Wednesday, December 03, 2014

Questioning the UVA/Rolling Stone Rape Allegations is Verboten

   So I argued fairly early on that the Rolling Stone allegations about a gang rape at UVA were rather implausible.
   Other blogs have now expressed similar views:
   Richard Bradley
   Robby Soave at Reason
   Finding dumb posts at Jezebel is like shooting fish in a barrel...but this seems pretty bad even by their standards (Archive Today link, so no worries about giving them hits.) Turns out that it is impermissible to point out that an implausible story is implausible; doing so makes you an "idiot"...

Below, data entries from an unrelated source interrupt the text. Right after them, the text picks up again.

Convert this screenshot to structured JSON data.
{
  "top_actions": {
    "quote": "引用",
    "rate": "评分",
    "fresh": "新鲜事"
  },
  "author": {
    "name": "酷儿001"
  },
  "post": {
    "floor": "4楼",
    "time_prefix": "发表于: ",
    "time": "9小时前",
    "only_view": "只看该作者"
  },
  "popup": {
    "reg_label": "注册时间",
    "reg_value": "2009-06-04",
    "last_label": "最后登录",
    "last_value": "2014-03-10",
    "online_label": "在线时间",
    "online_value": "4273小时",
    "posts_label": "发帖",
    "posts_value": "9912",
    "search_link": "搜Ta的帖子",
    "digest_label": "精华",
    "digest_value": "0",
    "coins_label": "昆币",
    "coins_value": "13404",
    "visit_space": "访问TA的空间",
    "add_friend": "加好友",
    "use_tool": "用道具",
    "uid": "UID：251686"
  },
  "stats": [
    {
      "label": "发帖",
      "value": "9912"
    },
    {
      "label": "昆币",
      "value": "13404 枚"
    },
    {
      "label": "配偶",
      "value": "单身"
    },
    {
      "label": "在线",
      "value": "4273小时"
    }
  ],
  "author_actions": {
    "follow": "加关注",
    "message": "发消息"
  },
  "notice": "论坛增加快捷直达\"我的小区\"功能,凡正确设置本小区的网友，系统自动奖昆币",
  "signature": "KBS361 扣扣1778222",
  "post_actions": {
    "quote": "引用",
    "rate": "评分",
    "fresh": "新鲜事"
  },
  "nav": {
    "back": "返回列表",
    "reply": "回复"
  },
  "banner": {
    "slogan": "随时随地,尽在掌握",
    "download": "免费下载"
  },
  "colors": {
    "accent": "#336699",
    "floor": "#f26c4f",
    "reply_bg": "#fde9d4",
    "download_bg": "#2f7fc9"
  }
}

   Bradley responds to Jezebel
   There's also:
   Judith Shulevitz at TNR
   And this:
   Bloomburg Politics
   Of course we don't know what happened. And, sadly, the story might be true--though I think it somewhat unlikely that the Rolling Stone story will turn out to be true in all its details. [Perhaps I should be more honest about this point: I do not think there is much chance at all that the story will turn out to be true in all its details.] But I'm more concerned about the bizarre nature of what we might I guess call the second-order features of the conversation: the widespread rush to accept an implausible story, the attempt to close down any attempt to think critically about the story, and use of moral outrage to enforce this ban on critical conversation. This seems like the utterest madness to me. This does not seem like some small error, nor like a close call, nor like something about which rational people ought to be disagreeing. The prevailing attitude is something like a communal insistence that the allegations be unquestioningly accepted as established fact. (I've seen many, many online comments that say almost exactly that, in fact.) It really does seem almost like mass hysteria to me.

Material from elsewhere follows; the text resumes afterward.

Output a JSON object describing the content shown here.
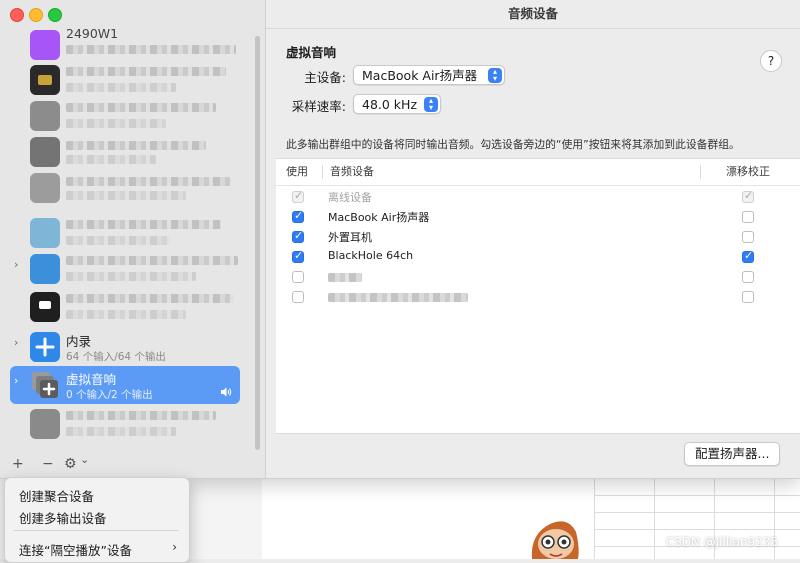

   Not to open too many cans of worms at the same time, but it also seems to me to be not a single, isolated event. Rather, I am inclined to think that this is merely one--though rather extreme--example of the relatively extreme internet left dragging liberalism in a very bad direction.

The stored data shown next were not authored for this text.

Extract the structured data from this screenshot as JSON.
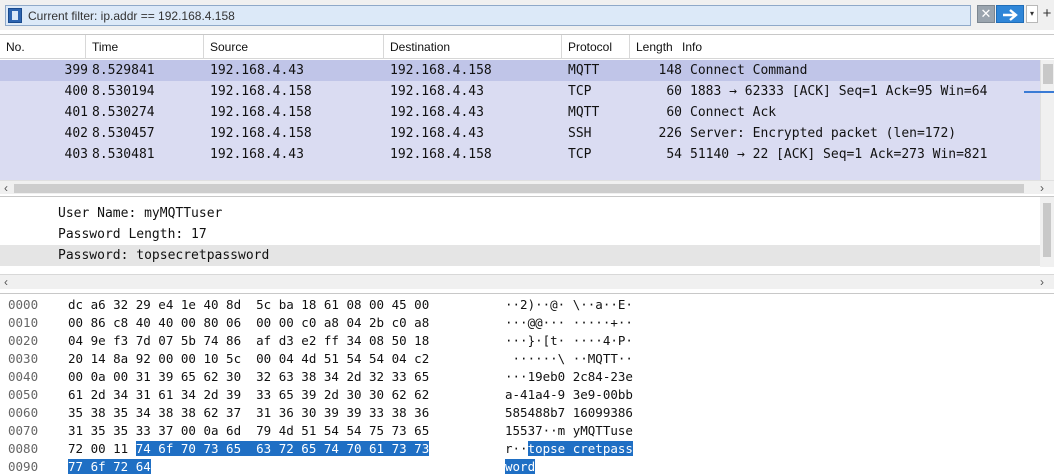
{
  "filter": {
    "text": "Current filter: ip.addr == 192.168.4.158",
    "clear_label": "✕",
    "dropdown_label": "▾",
    "plus_label": "+"
  },
  "packet_list": {
    "columns": [
      "No.",
      "Time",
      "Source",
      "Destination",
      "Protocol",
      "Length",
      "Info"
    ],
    "rows": [
      {
        "no": "399",
        "time": "8.529841",
        "src": "192.168.4.43",
        "dst": "192.168.4.158",
        "proto": "MQTT",
        "len": "148",
        "info": "Connect Command"
      },
      {
        "no": "400",
        "time": "8.530194",
        "src": "192.168.4.158",
        "dst": "192.168.4.43",
        "proto": "TCP",
        "len": "60",
        "info": "1883 → 62333 [ACK] Seq=1 Ack=95 Win=64"
      },
      {
        "no": "401",
        "time": "8.530274",
        "src": "192.168.4.158",
        "dst": "192.168.4.43",
        "proto": "MQTT",
        "len": "60",
        "info": "Connect Ack"
      },
      {
        "no": "402",
        "time": "8.530457",
        "src": "192.168.4.158",
        "dst": "192.168.4.43",
        "proto": "SSH",
        "len": "226",
        "info": "Server: Encrypted packet (len=172)"
      },
      {
        "no": "403",
        "time": "8.530481",
        "src": "192.168.4.43",
        "dst": "192.168.4.158",
        "proto": "TCP",
        "len": "54",
        "info": "51140 → 22 [ACK] Seq=1 Ack=273 Win=821"
      }
    ]
  },
  "details": {
    "lines": [
      "User Name: myMQTTuser",
      "Password Length: 17",
      "Password: topsecretpassword"
    ]
  },
  "bytes": {
    "rows": [
      {
        "offset": "0000",
        "hex": "dc a6 32 29 e4 1e 40 8d  5c ba 18 61 08 00 45 00",
        "ascii": "··2)··@· \\··a··E·"
      },
      {
        "offset": "0010",
        "hex": "00 86 c8 40 40 00 80 06  00 00 c0 a8 04 2b c0 a8",
        "ascii": "···@@··· ·····+··"
      },
      {
        "offset": "0020",
        "hex": "04 9e f3 7d 07 5b 74 86  af d3 e2 ff 34 08 50 18",
        "ascii": "···}·[t· ····4·P·"
      },
      {
        "offset": "0030",
        "hex": "20 14 8a 92 00 00 10 5c  00 04 4d 51 54 54 04 c2",
        "ascii": " ······\\ ··MQTT··"
      },
      {
        "offset": "0040",
        "hex": "00 0a 00 31 39 65 62 30  32 63 38 34 2d 32 33 65",
        "ascii": "···19eb0 2c84-23e"
      },
      {
        "offset": "0050",
        "hex": "61 2d 34 31 61 34 2d 39  33 65 39 2d 30 30 62 62",
        "ascii": "a-41a4-9 3e9-00bb"
      },
      {
        "offset": "0060",
        "hex": "35 38 35 34 38 38 62 37  31 36 30 39 39 33 38 36",
        "ascii": "585488b7 16099386"
      },
      {
        "offset": "0070",
        "hex": "31 35 35 33 37 00 0a 6d  79 4d 51 54 54 75 73 65",
        "ascii": "15537··m yMQTTuse"
      },
      {
        "offset": "0080",
        "hex_plain": "72 00 11 ",
        "hex_hl": "74 6f 70 73 65  63 72 65 74 70 61 73 73",
        "ascii_plain": "r··",
        "ascii_hl": "topse cretpass"
      },
      {
        "offset": "0090",
        "hex_plain": "",
        "hex_hl": "77 6f 72 64",
        "ascii_plain": "",
        "ascii_hl": "word"
      }
    ]
  }
}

   It goes without saying that rape is an extremely significant problem. It also goes without saying that we don't want to make the plight of rape victims worse by refusing to believe true accounts of rape. (Though it's an alarming sign of the times that these things that should go without saying have to be said in order to deflect charges of insensitivity, sexism, and so forth...) However, I don't see any way that those points entail that it is obligatory to unquestioningly accept every rape accusation, no matter how implausible, as established fact.
   In my view, the "social justice" (misnomer alert) crowd, including  feminist activists are at the vanguard of web liberalism's current headlong rush into neo-PC insanity. "Don't blame the victim of rape"--sound advice--has mutated into virulent strains of lunacy, including (as I've previously discussed) "there is nothing any woman can ever do to lower the odds of rape" and now "it is never permissible to in any way question any account of rape, no matter how implausible." This is especially mind-boggling given that our best evidence suggests that approximately 1 in 20 rape accusations made to the police is a false accusation. 1 in 20 seems like a pretty low rate of false reporting--but not low enough to justify an insistence that all reports be accepted and none be questioned. And 1 in 20 is apparently the falsehood rate when accusations are made to the police... Of course, there would be a lot less Cartesian certainty flying around if people were actually betting money, instead of simply garnering internet-liberal-moral-outrage karma...
   Unfortunately, I fear that many liberals may believe that extremism in defense of vaguely liberal causes is no vice. Some equal and opposite irrationality from the right would be met with furious derision. But many liberals seem to think that there is nothing to be lost by erring to the left--if they even believe that it's possible to err to the left...
   There is nothing magical about being a liberal. It does not provide infallible protection from error, and it doesn't absolve you of all your epistemic sins. Liberals can, believe it or not, still be wrong. Still be irrational. Still be dogmatic.
   Perhaps the liberal consensus is right, and "Jackie"s story is true in every detail... Or at least largely true. But I am fairly sure that the angry insistence that the story be accepted without question cannot be right. And to endorse an attempt to enforce a dogmatic orthodoxy that rejects critical thought is the kind of thing that leads, fairly directly, to epistemic, moral and political perdition.

[I should note that none of this applies to Jim B., who is always sane and reasonable, even though I often disagree with him.]